Laparoscopic Cerclage Sacrohysteropexy: Comparing a Novel Technique for Sacrohysteropexy to Traditional Supracervical Hysterectomy and Sacrocervicopexy.Female Pelvic Med Reconstr Surg. 2021 02 01; 27(2):e315-e320.FP
The objective of this study was to compare outcomes of laparoscopic cerclage sacrohysteropexy (LCSH), a novel technique used to perform sacrohysteropexy, which requires significantly less suturing and knot tying, to traditional laparoscopic supracervical hysterectomy (LSH) with sacrocervicopexy for the treatment of uterine prolapse.
This is a retrospective cohort study of all patients who underwent LCSH between March 3, 2016, and October 30, 2018, and patients who underwent LSH with sacrocervicopexy between September 1, 2013, and October 30, 2018. Medical records were reviewed to obtain information on baseline demographics, preoperative pelvic organ prolapse quantification (POP-Q), baseline Pelvic Floor Distress Inventory score, and intraoperative and postoperative outcomes. Apical failure was defined as descent of the cervix beyond the midvagina (C > -TVL/2). Subjective failure was defined as reporting of bulge symptoms, reoperation, or use of a vaginal pessary.
Seventy-seven patients who underwent the LCSH procedure and 88 who underwent LSH with sacrocervicopexy were identified. Baseline demographic data were similar between the 2 groups. Operating time was significantly decreased in the LCSH group with median time of 129 minutes (interquartile range, 121-153) versus 199 minutes (interquartile range, 178.5-222.5; P < 0.001) in the traditional cohort. Six weeks after surgery, patients had equivalent POP-Q examinations and Pelvic Floor Distress Inventory scores. At 6 months after surgery, patients similarly had no significant difference in POP-Q examination or scores on standardized questionnaires between the 2 groups. There were no mesh or suture erosions noted in either cohort at any time point.
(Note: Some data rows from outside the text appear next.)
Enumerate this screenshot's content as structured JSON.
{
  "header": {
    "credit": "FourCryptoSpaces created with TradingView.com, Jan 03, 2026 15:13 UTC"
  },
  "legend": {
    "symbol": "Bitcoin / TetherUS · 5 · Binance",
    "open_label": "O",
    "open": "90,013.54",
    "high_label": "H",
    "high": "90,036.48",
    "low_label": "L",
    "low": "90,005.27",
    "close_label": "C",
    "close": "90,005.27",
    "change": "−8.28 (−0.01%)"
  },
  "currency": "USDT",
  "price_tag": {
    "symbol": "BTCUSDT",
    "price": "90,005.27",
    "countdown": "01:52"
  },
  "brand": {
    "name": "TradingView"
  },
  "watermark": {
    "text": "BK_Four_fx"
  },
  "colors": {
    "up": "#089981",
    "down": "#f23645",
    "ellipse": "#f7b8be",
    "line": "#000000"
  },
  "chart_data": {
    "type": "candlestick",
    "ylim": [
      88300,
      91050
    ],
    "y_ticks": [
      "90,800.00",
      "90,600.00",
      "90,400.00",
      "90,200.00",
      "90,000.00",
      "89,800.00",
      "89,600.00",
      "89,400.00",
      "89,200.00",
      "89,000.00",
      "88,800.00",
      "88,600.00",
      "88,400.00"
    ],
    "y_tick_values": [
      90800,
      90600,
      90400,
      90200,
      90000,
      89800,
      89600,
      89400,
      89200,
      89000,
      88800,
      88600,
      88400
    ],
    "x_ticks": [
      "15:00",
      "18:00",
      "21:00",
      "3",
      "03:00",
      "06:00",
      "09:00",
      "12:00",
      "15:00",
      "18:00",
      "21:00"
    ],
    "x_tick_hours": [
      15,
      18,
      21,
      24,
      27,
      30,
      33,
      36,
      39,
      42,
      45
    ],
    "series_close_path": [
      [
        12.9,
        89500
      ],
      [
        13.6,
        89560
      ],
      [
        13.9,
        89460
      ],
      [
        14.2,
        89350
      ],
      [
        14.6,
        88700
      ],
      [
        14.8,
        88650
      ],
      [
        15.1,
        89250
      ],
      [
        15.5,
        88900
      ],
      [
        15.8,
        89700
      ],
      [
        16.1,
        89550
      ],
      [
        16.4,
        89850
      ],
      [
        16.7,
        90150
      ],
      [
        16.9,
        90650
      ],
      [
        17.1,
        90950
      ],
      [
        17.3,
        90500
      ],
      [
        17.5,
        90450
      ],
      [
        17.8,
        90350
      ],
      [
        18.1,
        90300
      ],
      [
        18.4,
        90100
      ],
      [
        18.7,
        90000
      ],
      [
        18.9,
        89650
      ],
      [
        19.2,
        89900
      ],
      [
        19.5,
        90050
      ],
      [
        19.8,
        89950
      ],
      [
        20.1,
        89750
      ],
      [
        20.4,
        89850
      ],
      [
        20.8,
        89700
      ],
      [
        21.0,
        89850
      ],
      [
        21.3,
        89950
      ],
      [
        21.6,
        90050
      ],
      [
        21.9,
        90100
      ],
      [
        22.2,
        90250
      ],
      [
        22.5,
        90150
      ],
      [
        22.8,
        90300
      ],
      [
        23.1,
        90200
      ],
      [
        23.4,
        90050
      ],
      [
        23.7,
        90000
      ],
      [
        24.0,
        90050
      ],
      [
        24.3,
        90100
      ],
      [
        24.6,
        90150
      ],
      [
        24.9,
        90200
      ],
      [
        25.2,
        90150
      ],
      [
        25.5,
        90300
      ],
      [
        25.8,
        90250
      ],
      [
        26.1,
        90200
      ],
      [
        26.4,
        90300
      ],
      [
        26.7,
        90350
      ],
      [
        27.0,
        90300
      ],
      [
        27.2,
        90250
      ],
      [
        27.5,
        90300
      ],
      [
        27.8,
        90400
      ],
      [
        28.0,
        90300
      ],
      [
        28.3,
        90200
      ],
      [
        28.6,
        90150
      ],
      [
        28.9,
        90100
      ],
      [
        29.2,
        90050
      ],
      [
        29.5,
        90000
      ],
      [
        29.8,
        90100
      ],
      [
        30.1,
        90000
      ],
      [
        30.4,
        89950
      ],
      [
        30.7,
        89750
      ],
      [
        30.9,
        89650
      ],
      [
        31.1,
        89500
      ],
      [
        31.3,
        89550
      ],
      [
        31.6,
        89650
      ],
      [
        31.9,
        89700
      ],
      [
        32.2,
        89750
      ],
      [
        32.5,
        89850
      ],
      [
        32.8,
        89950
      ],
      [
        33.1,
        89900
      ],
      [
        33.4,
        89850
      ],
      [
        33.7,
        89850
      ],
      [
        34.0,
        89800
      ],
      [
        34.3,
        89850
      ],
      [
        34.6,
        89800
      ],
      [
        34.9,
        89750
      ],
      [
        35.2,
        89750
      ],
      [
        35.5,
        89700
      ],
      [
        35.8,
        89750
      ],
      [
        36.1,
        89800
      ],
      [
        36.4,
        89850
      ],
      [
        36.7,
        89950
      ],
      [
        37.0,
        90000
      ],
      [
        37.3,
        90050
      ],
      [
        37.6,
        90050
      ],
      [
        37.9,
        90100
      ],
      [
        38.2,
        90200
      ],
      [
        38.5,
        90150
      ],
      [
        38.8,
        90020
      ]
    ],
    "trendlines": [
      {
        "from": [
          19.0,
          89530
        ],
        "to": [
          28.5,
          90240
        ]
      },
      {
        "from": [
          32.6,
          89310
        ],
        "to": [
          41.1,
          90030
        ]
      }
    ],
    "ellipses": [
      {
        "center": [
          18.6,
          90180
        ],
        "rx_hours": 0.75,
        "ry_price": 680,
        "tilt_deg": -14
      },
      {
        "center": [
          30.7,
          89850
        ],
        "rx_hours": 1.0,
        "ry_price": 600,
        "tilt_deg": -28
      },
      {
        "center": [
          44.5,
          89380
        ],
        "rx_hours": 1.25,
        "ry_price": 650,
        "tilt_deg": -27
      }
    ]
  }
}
Laparoscopic cerclage sacrohysteropexy is a novel variation of traditional sacrohysteropexy and an alternative to LSH with sacrocervicopexy that minimizes the dissection and suturing required. This procedure appears to offer equivalent anatomic and subjective outcomes to traditional LSH with sacrocervicopexy with significantly decreased intraoperative time.